American food icon Alice Waters' restaurant Chez Panisse has joined a slew of other big-name restaurants in suing its insurance company over its refusal to pay business interruption claims.
The Berkeley restaurant is filing a suit against its insurer AMCO, for denying coverage for losses resulting from the government-mandated shutdowns. Owner and founder Waters said in a statement that “Chez Panisse spent years paying hefty premiums for business interruption insurance and AMCO has an obligation to help provide economic relief to my team and restore the wide-ranging supply chain of small farms and businesses that Chez Panisse relies on to provide fresh and local cuisine.”

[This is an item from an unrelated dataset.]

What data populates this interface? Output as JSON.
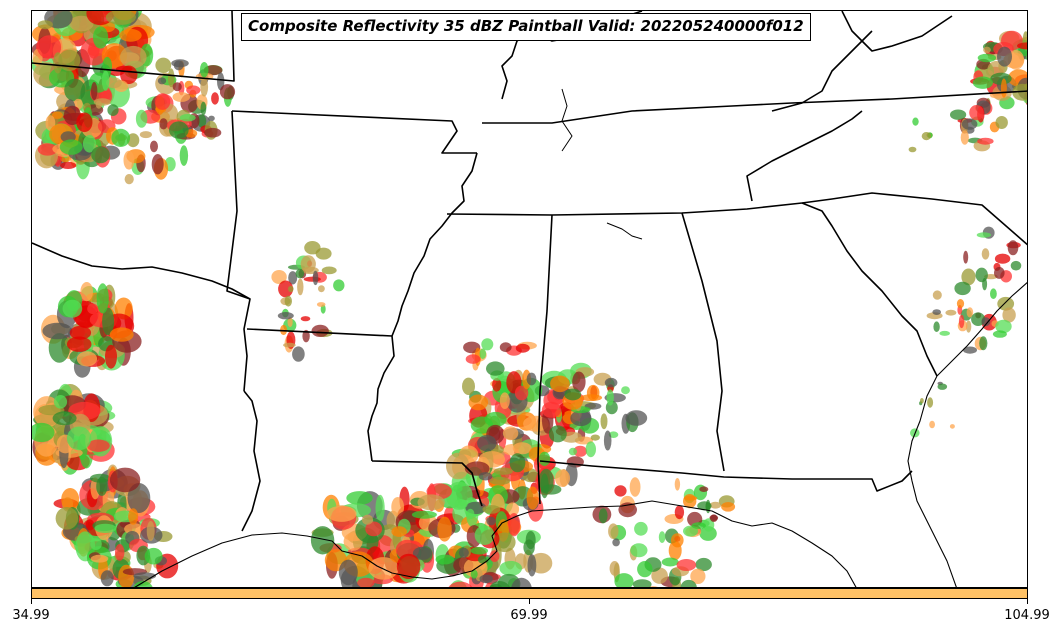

Waters joins the likes of Thomas Keller in suing for loss of earnings. Some of the biggest names in the US restaurant industry joined forces in April to create the Business Interruption Group, to lobby for the government to lean on the insurance industry to do the right thing.
Since the beginning of the crisis insurance companies, even those who have accepted premiums to cover business interruption, have invoked ‘force majeure’ to wriggle out of mass payments over the pandemic. Industry spokesmen have claimed that mass payments of business interruption claims would be so vast as to destabilise the entire industry with catastrophic economic implications.

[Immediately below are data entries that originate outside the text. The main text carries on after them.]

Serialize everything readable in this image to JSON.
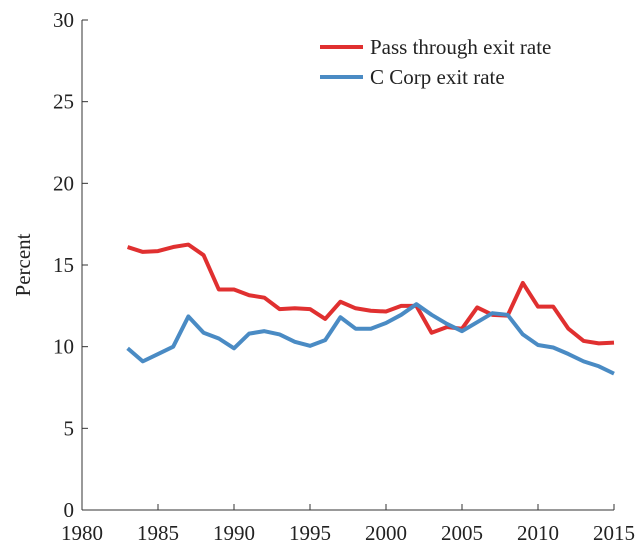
{
  "chart_data": {
    "type": "line",
    "y_label": "Percent",
    "x": [
      1983,
      1984,
      1985,
      1986,
      1987,
      1988,
      1989,
      1990,
      1991,
      1992,
      1993,
      1994,
      1995,
      1996,
      1997,
      1998,
      1999,
      2000,
      2001,
      2002,
      2003,
      2004,
      2005,
      2006,
      2007,
      2008,
      2009,
      2010,
      2011,
      2012,
      2013,
      2014,
      2015
    ],
    "series": [
      {
        "name": "Pass through exit rate",
        "color": "#e03030",
        "values": [
          16.1,
          15.8,
          15.85,
          16.1,
          16.25,
          15.6,
          13.5,
          13.5,
          13.15,
          13.0,
          12.3,
          12.35,
          12.3,
          11.7,
          12.75,
          12.35,
          12.2,
          12.15,
          12.5,
          12.5,
          10.85,
          11.2,
          11.1,
          12.4,
          11.95,
          11.9,
          13.9,
          12.45,
          12.45,
          11.1,
          10.35,
          10.2,
          10.25
        ]
      },
      {
        "name": "C Corp exit rate",
        "color": "#4a8bc4",
        "values": [
          9.9,
          9.1,
          9.55,
          10.0,
          11.85,
          10.85,
          10.5,
          9.9,
          10.8,
          10.95,
          10.75,
          10.3,
          10.05,
          10.4,
          11.8,
          11.1,
          11.1,
          11.45,
          11.95,
          12.6,
          11.95,
          11.4,
          10.95,
          11.5,
          12.05,
          11.95,
          10.75,
          10.1,
          9.95,
          9.55,
          9.1,
          8.8,
          8.35
        ]
      }
    ],
    "xlim": [
      1980,
      2015
    ],
    "xticks": [
      1980,
      1985,
      1990,
      1995,
      2000,
      2005,
      2010,
      2015
    ],
    "ylim": [
      0,
      30
    ],
    "yticks": [
      0,
      5,
      10,
      15,
      20,
      25,
      30
    ],
    "legend": "upper right"
  }
}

"Unaffordable or even unavailable"
In a statement sent to the San Francisco Chronicle, a spokesperson for Nationwide Mutual Insurance Company (of which AMCO is a subsidiary) said “we are committed to doing all we can within the coverage our members have purchased,” but that “business interruption coverage due to a virus outbreak has been excluded from standard policies issued to business owners across the insurance industry for quite some time. The risk for such an event is so vast, including it in standard coverage would make such coverage unaffordable or even unavailable.”

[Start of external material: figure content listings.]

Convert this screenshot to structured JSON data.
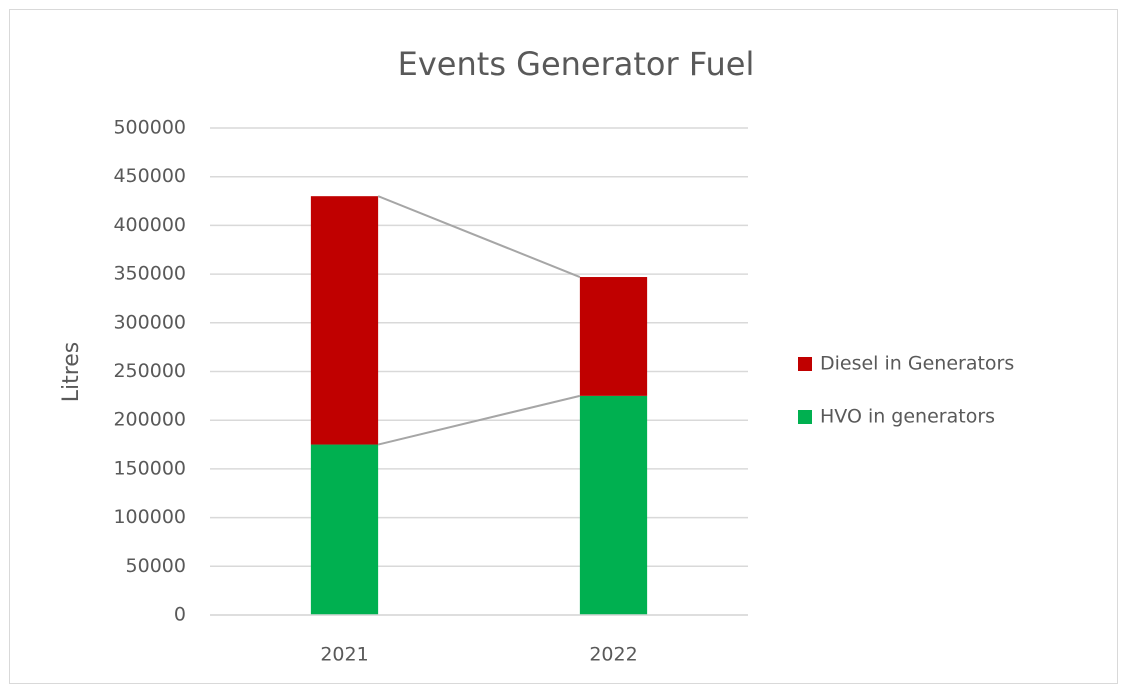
{
  "chart_data": {
    "type": "stacked_bar",
    "title": "Events Generator Fuel",
    "y_label": "Litres",
    "categories": [
      "2021",
      "2022"
    ],
    "series": [
      {
        "name": "HVO in generators",
        "color": "#00b050",
        "values": [
          175000,
          225000
        ]
      },
      {
        "name": "Diesel in Generators",
        "color": "#c00000",
        "values": [
          255000,
          122000
        ]
      }
    ],
    "ylim": [
      0,
      500000
    ],
    "yticks": [
      0,
      50000,
      100000,
      150000,
      200000,
      250000,
      300000,
      350000,
      400000,
      450000,
      500000
    ],
    "grid": true,
    "legend": "right",
    "series_lines": true
  }
}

So far, efforts to force the insurance companies to pay out have come to nothing, despite the likes of Keller, Wolfgang Puck and Jean-Georges Vongerichten having special access to President Trump. These cases will have to run their course and may come down to the minutiae of each individual policy contract. However, time is not a commodity small businesses have at the moment, and it would be very difficult to recover payment once a business ceases to exist.